5th Avenue is also renowned for the extreme diversity of the films they have screened, both in origin, subject and genre. The inclusion of films like Animal house, Miranda July Me and you and everyone we know and dusk in this quarter’s selection, the last two even being part of the rare 35mm projections of this quarter.
“I remember so vividly my growing experience throughout the whole moment of Twilight and the hatred it all sparked,” said Andi Johnson, publicity coordinator, who programmed the film. “The idea of revisiting the film on the big screen is so exciting to me. We are planning to have a fun little “weekend outfit” competition.
“I’m really excited for one of my choices, You and me and everyone we know since we were able to obtain it in 35 mm! said Godula. “This is one of my favorite films and I am delighted to show it on film and in front of an audience. Projecting a reel of film has an almost alchemical quality from the position of a projectionist as you watch the reel enter this great machine as still images and see it come out as a reproduction of movement. It’s just a very magical skill to learn.
Alongside these aforementioned cult classics, the program includes international rarities such as the provocative erotic film by French musician Serge Gainsbourg. I Love You Me No More and the gripping drama on Franco-Mauritanian immigration of Med Hondo Sun O. The psychosexual film winner of the Grand Prix by Michel Haneke The piano teacher and Satoshi Kon’s animated masterpiece Perfect blue Wrap up the last two weeks of October for the perfect Halloween showings.
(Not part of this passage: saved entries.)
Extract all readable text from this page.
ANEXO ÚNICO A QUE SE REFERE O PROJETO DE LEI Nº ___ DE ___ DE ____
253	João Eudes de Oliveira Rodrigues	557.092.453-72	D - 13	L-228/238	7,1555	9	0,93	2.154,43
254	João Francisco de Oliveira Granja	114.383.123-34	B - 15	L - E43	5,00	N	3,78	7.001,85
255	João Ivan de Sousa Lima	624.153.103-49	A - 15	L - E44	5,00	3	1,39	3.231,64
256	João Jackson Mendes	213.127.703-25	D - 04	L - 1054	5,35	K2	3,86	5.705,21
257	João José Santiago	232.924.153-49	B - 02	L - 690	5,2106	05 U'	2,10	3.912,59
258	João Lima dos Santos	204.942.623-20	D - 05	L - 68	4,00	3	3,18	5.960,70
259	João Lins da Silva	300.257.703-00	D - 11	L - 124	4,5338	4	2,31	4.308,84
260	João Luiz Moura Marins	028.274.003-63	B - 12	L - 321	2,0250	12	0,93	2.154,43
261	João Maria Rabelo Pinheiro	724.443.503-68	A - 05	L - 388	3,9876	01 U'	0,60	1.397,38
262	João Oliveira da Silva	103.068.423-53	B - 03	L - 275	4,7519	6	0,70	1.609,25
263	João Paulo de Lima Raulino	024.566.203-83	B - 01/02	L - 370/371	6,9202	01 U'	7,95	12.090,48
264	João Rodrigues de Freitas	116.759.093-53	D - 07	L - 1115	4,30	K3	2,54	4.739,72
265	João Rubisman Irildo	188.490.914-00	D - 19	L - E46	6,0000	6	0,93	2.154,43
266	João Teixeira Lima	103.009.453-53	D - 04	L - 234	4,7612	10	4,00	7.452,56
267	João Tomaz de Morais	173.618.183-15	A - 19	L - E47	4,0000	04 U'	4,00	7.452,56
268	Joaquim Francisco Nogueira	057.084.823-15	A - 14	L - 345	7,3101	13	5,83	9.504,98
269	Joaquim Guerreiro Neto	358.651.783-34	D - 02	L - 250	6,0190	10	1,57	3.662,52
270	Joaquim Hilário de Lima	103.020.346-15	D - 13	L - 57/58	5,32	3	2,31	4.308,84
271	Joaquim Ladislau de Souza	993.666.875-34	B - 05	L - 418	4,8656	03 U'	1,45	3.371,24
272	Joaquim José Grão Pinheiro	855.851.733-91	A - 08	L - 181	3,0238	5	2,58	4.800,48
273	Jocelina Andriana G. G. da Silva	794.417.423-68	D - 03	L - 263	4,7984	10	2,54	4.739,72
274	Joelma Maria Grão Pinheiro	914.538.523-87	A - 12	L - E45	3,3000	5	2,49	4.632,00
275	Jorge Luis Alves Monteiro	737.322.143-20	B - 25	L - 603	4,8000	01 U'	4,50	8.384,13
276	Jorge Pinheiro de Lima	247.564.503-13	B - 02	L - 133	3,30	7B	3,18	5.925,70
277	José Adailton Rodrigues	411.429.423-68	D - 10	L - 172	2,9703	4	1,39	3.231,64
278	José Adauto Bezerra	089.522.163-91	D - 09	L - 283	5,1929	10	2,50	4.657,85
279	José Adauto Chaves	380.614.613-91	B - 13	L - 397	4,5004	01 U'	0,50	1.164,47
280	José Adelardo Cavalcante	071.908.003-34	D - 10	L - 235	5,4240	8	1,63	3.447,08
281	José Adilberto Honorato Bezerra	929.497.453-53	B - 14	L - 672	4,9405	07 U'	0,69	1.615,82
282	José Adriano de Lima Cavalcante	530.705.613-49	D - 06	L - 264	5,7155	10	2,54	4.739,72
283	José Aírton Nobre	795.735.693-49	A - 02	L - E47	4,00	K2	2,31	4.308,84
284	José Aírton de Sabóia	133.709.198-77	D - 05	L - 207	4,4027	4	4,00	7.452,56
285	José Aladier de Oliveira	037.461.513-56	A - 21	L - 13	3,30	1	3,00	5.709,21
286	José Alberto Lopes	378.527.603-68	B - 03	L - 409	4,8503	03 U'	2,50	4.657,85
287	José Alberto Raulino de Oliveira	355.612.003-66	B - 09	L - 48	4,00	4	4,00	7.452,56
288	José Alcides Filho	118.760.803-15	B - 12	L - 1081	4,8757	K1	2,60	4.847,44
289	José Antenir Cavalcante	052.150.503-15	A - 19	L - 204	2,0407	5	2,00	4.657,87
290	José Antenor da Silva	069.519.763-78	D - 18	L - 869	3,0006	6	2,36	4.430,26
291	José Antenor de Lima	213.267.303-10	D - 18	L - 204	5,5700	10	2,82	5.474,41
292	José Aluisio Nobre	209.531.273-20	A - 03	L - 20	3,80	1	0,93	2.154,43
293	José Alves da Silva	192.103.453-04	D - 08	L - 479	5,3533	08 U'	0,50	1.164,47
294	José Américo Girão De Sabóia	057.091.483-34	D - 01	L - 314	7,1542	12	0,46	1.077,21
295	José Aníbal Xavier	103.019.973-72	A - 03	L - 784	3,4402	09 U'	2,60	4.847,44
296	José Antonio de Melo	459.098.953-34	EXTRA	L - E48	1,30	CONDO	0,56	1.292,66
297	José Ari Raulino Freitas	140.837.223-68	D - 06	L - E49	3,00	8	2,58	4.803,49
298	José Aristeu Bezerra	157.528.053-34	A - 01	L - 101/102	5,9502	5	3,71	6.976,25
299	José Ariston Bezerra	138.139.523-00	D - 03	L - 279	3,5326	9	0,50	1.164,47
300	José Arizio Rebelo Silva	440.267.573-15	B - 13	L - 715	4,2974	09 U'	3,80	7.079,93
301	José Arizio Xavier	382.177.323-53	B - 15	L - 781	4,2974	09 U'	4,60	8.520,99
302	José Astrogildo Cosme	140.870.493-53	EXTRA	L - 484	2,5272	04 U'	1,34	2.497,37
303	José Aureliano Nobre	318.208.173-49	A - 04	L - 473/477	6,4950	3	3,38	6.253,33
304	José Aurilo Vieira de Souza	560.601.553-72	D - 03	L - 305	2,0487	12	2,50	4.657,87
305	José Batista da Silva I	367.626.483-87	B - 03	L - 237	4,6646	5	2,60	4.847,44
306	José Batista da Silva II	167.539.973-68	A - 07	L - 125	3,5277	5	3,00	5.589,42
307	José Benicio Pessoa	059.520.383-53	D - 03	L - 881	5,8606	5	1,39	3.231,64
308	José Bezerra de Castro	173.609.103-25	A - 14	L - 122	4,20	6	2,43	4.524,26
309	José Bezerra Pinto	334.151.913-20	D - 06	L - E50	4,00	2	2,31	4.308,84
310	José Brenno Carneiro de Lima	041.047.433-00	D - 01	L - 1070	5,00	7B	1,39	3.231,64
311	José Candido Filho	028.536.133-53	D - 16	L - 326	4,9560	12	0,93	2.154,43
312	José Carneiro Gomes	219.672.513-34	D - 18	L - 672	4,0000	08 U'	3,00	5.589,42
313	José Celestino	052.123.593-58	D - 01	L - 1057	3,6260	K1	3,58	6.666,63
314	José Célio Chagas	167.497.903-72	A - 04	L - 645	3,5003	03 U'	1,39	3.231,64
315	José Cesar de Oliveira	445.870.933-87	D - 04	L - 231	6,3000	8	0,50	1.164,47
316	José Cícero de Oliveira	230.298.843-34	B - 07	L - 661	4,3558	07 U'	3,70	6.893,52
“[Perfect Blue] was a movie that a few of our employees wanted to show because of how infrequently seeing it on the big screen, and it’s such a great fall movie, ”said Peterson. “If there is a film screened this quarter, I think everyone should attend, it’s Perfect blue. “
To close the term, two films by esteemed titans of cinema: the color comedy by Yasujirō Ozu Hello on the digital and the dreamer of Andrei Tarkovsky Nostalgia about 35mm. The unique mix of these films alongside the others in this term’s schedule is perfectly demonstrative of what has always made 5th Avenue one of the best places PSU students go to throughout the year. Its reopening after such a long closure is not only a rejuvenation for old and new visitors to the theater, but also an indication of the gradual return to normality for students after six terms of completely distance learning.
“I think the best thing about reopening is the overall experience we provide,” said Peterson. “I personally know that I can’t sit and watch a movie at home anymore. My attention span is destroyed. The in-person cinema experience is one that I find so immersive and irreplaceable in my own life, and I’m sure tons of students feel the exact same way. I’m glad we can offer this experience to students at no cost, because going to the movies is truly one of the best escapes from classroom work and the pressures of normal life.
“[The cinema] is the best escape and right now a lot of us need some space to decompress from the real world, ”said Nayeli Naranjo-Robles, Events Coordinator.